En parcourant les biographies de grandes figures juives, j’ai constaté combien leurs mères ont assuré la continuité concrète de Pessa’h. Par la cuisine, par l’organisation minutieuse, mais surtout par la transmission affective, elles ont transformé une prescription religieuse en expérience intime.

Chez Sigmund Freud, qui se disait « juif tout à fait athée », les fêtes juives étaient respectées par tradition. Il participait aux Seder présidés par son père, tandis que sa mère Amalia préparait les mets familiaux. Freud a évoqué toute sa vie le plaisir de la matza, du harosset ou des plats traditionnels. Chez lui, la transmission ne passait pas par la foi, mais par le corps. Il a confié un jour à son ami Silberstein-Berganza : « L’athée qui a le bonheur d’appartenir à une famille corporellement pieuse ne peut renier le jour de fête lorsqu’il porte à sa bouche le mets du Nouvel An ». Cette phrase, d’une finesse rare, dit tout du rapport de Freud aux fêtes juives : il y revient non par foi, mais par les mains, par la bouche, par le corps. La matza devenait le pain de la mémoire maternelle. Bien avant de théoriser la relation mère-enfant, il en avait vécu l’expérience sensorielle et affective.

Pour Marc Chagall, Pessa’h est restée indissociable du shtetl de Vitebsk. Il a décrit les verres de vin rouge, la lumière tremblante des lampes, la Haggada enluminée. Mais avant la poésie du souvenir, il y avait le travail invisible de la mère : nettoyer la maison, éliminer le hametz, préparer les plats rituels. Dans ses toiles, les scènes familiales et les tables illuminées ont témoigné de cette mémoire domestique. La mère a été celle qui a rendu possible le souvenir d’un monde disparu.

Chez Léon Blum, issu d’une famille largement assimilée, la pratique religieuse quotidienne était limitée. Pourtant, à Pessa’h, la maison se transformait. Les recettes transmises de mère en fille réapparaissaient, la table retrouvait ses codes. La fidélité n’était pas mystique, mais domestique. La mère incarnait le lien entre tradition juive et modernité républicaine, assurant la continuité sans éclat ni ostentation.

Woody Allen, avec son humour caractéristique, a souvent ironisé sur la longueur des prières et détourné les dix plaies. Pourtant, derrière la satire, il a reconnu implicitement le rôle des mères new-yorkaises qui organisaient la fête, insistaient pour que chacun soit présent et distribuaient la parole aux enfants.
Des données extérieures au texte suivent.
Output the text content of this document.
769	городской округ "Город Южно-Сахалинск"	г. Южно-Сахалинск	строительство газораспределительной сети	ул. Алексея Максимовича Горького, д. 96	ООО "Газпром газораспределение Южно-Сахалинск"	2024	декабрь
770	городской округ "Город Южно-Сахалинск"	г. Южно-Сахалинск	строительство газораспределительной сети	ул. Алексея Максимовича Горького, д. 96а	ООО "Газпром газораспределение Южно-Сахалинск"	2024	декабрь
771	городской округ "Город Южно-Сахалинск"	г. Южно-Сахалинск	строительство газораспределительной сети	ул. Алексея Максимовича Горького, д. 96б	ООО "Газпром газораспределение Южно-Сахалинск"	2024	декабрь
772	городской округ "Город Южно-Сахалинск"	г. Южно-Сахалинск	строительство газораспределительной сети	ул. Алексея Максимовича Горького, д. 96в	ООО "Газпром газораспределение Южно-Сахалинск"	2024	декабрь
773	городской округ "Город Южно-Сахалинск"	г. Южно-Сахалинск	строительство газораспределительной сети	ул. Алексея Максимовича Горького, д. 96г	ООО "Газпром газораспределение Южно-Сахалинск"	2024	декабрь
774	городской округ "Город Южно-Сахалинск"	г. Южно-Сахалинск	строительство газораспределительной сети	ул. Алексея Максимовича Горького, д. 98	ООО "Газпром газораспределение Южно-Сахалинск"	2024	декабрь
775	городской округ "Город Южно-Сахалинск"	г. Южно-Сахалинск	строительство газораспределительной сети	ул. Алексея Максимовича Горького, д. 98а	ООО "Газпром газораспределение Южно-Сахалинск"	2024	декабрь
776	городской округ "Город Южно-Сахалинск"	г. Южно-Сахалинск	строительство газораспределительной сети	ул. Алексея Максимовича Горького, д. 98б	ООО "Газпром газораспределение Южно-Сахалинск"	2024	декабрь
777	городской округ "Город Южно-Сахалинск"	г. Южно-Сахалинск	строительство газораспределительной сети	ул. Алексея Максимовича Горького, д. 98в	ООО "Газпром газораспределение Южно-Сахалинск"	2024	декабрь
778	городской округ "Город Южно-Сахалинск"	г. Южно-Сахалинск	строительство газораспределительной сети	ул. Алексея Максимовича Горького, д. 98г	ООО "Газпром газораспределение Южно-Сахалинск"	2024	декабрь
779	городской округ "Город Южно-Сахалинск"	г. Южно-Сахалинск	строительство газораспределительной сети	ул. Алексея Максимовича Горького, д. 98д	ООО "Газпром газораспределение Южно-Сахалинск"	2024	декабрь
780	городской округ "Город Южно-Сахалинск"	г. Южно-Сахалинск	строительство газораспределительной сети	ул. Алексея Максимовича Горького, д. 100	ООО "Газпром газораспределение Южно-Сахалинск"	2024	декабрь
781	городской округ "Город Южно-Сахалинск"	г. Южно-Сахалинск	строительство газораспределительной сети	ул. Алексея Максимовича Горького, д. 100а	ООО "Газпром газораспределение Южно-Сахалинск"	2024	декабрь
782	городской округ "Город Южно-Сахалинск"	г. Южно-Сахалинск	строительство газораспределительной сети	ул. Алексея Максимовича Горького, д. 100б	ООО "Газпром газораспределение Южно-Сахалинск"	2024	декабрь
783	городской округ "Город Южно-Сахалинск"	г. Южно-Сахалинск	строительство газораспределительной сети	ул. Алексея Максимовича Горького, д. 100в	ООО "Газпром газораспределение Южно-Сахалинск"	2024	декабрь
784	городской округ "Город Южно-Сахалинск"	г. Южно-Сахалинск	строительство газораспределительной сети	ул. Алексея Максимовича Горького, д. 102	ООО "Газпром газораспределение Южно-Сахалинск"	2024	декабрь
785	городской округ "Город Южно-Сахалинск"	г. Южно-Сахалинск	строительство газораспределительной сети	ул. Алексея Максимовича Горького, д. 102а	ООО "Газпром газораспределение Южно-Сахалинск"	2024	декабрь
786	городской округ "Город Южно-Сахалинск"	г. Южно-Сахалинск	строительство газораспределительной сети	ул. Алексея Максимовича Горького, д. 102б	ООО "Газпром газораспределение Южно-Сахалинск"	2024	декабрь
Même lorsque les prières étaient écourtées, la fête avait lieu. L’ironie n’a jamais rompu la chaîne.

À travers ces parcours, un constat s’impose : la mère juive reste la gardienne de la transmission de Pessa'h. Elle permet de transformer la Haggada en récit vivant, la tradition en expérience sensorielle, la mémoire collective en attachement personnel. Ces personnages juifs célèbres ont marqué l’histoire, mais avant d’être des figures publiques, ils ont été des enfants autour d’une table de Seder. Derrière eux, une mère juive a veillé à ce que la fête ait lieu.

Pessa’h n’a pas toujours exigé la foi. Elle a exigé la présence. Et cette présence, génération après génération, les mères juives l’ont rendue possible.